BOSTON — Let the trash talking begin.
Festivities officially got underway Wednesday afternoon for the 52nd annual Beanpot Hockey Tournament, college hockey’s longest-running and most well-known in-season tournament, with the Beanpot Luncheon held at Legends Restaurant inside the host establishment. Tournament play will begin next Monday night, February 2, with the semifinal round.
This year’s edition will feature Boston University, a team characterized by head coach Jack Parker as “on a roller coaster ride,” against Northeastern, which began the year 0-9-2 yet is 7-2-2 since ending its 11-game losing streak to open the year, facing off in the first semi-final scheduled to begin at 5:00 p.m.
No. 2 Boston College, the on-paper favorite, will face Harvard, a club that hasn’t been to the Beanpot final since 1998, in Monday’s nightcap.
The luncheon featured commentary by captains and coaches from each of the four schools, along with the announcement of this year’s Beanpot Hall of Fame inductees and a keynote address by former Boston University Terrier and current Boston Bruins head coach Mike Sullivan.
Parker, coach of the two-time defending Beanpot champion Terriers, put the spotlight on Boston College, tabbing them as this year’s favorite.
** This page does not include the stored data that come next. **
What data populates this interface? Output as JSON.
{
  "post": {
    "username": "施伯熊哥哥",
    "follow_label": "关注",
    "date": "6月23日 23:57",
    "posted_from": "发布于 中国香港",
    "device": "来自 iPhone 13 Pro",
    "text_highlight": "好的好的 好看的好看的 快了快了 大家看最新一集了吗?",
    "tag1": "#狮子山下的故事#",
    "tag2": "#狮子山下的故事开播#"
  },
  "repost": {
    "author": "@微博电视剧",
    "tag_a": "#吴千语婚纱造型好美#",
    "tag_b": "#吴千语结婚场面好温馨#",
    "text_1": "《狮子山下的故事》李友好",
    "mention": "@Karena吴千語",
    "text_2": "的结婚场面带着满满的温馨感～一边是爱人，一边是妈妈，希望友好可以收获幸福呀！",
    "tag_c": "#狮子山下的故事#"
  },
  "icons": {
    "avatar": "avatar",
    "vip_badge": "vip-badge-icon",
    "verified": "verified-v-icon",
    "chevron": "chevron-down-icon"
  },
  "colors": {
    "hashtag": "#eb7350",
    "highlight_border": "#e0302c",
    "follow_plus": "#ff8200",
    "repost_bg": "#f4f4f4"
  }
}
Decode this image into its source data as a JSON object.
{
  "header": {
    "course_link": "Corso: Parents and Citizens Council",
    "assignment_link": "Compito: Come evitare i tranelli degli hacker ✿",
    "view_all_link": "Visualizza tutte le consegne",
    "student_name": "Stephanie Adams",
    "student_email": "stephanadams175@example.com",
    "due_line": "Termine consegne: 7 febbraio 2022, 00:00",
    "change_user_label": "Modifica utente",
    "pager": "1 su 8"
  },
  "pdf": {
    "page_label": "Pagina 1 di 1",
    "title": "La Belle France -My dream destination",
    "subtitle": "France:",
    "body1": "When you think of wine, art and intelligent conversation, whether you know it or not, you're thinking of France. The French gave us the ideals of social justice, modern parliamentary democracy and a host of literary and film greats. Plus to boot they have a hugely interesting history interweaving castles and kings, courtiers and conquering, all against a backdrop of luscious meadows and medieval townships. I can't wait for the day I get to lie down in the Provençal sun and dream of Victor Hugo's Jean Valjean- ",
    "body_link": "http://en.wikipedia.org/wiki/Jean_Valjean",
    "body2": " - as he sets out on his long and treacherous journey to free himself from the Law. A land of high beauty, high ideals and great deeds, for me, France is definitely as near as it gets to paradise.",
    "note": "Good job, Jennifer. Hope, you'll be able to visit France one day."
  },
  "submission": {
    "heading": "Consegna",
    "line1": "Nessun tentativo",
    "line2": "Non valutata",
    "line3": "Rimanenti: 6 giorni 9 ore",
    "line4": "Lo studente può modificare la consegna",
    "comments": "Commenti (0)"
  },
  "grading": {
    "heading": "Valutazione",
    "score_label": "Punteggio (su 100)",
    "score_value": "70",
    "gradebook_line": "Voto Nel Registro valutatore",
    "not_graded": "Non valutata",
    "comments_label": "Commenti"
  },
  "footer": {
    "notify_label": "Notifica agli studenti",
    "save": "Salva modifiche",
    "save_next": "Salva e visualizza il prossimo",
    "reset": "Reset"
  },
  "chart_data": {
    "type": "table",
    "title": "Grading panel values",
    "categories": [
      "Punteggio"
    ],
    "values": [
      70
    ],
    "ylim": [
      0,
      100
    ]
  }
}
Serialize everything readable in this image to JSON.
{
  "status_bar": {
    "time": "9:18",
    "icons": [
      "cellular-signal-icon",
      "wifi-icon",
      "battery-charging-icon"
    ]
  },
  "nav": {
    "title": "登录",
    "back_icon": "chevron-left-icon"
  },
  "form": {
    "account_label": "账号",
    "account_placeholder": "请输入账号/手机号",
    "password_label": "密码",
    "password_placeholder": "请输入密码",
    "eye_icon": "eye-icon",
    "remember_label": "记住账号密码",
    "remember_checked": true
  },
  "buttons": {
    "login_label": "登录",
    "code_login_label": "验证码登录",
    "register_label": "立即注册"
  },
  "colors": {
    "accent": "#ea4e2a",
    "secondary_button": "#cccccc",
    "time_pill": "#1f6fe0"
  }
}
But as Northeastern coach Bruce Crowder countered towards Parker, “You’re the favorite until you’re knocked off,” referring not only to the fact that BU has won the last two Beanpots, but that they have dominated the tournament, winning 25 of the 51 and losing only once in the past decade.
This year’s field is one of the more unique in the fact that Boston College is the only team nationally ranked. Boston University and Harvard have both enjoyed numerous weeks in the national polls, but both clubs have slipped from the rankings over the last two months with BU posting a 7-9-6 overall record and Harvard sitting at 8-9-2.
Add in Northeastern’s 7-11-4 mark and not only is BC the only nationally-ranked club, they’re also the only club above .500.
A tradition that began ten years ago as part of the Beanpot lunch is to name two inductees into the Beanpot Hall of Fame. As long time Beanpotter and legendary Northeastern Sports Information Director Jack Grinold noted in announcing this year’s recipients, the 2004 Hall of Fame class could be called the “year of the dufflebag,” with former Harvard goaltender Bob Bland and former Boston College netminder Jim Logue recognized as this year’s inductees.
Both Logue and Bland each won two Beanpots and were respectively the first and second goaltenders named as tourney MVPs. Both players grew up in the Boston area — Bland a lifelong Brookline, Mass., resident and Logue a native of Melrose, Mass. They will be officially enshrined in a ceremony between Monday’s semifinal games.
In delivering the keynote address for the afternoon, Bruins coach Mike Sullivan characterized the Beanpot as the “essence of our lives,” by bringing together “community and excellence.”
Sullivan spoke for nearly ten minutes about his memories of the legendary tournament, including celebrating victory among the fans at BU’s well-known on-campus bar, the Dugout. He also shared thoughts of the Beanpot rivalry that exists in his own family, having had a brother play at Northeastern and a brother and sister attend Boston College.
Steve Nazro, long-time tournament director for the Beanpot, emceed the afternoon event during which he made a surprise announcement that tickets for the event remain available as some allocated to the participating schools were returned. The Beanpot has been played in front of a sellout crowd since 1961 with one exception, 1978, when the famous Blizzard of ’78 not only kept the event from being played in front of a capacity crowd, it also postponed the championship game for nearly a month.
Nazro also announced that in addition to the New England Sports Network televising the tournament throughout New England, the games will be televised on In Demand high-definition cable (INHD2).
The winners of Monday’s semifinals will play for the Beanpot title the following Monday, February 9, at 8:00 p.m. following the tournament’s consolation game at 5:00 p.m. Boston University has won the most titles (25) followed by Boston College (12), Harvard (10) and Northeastern (four).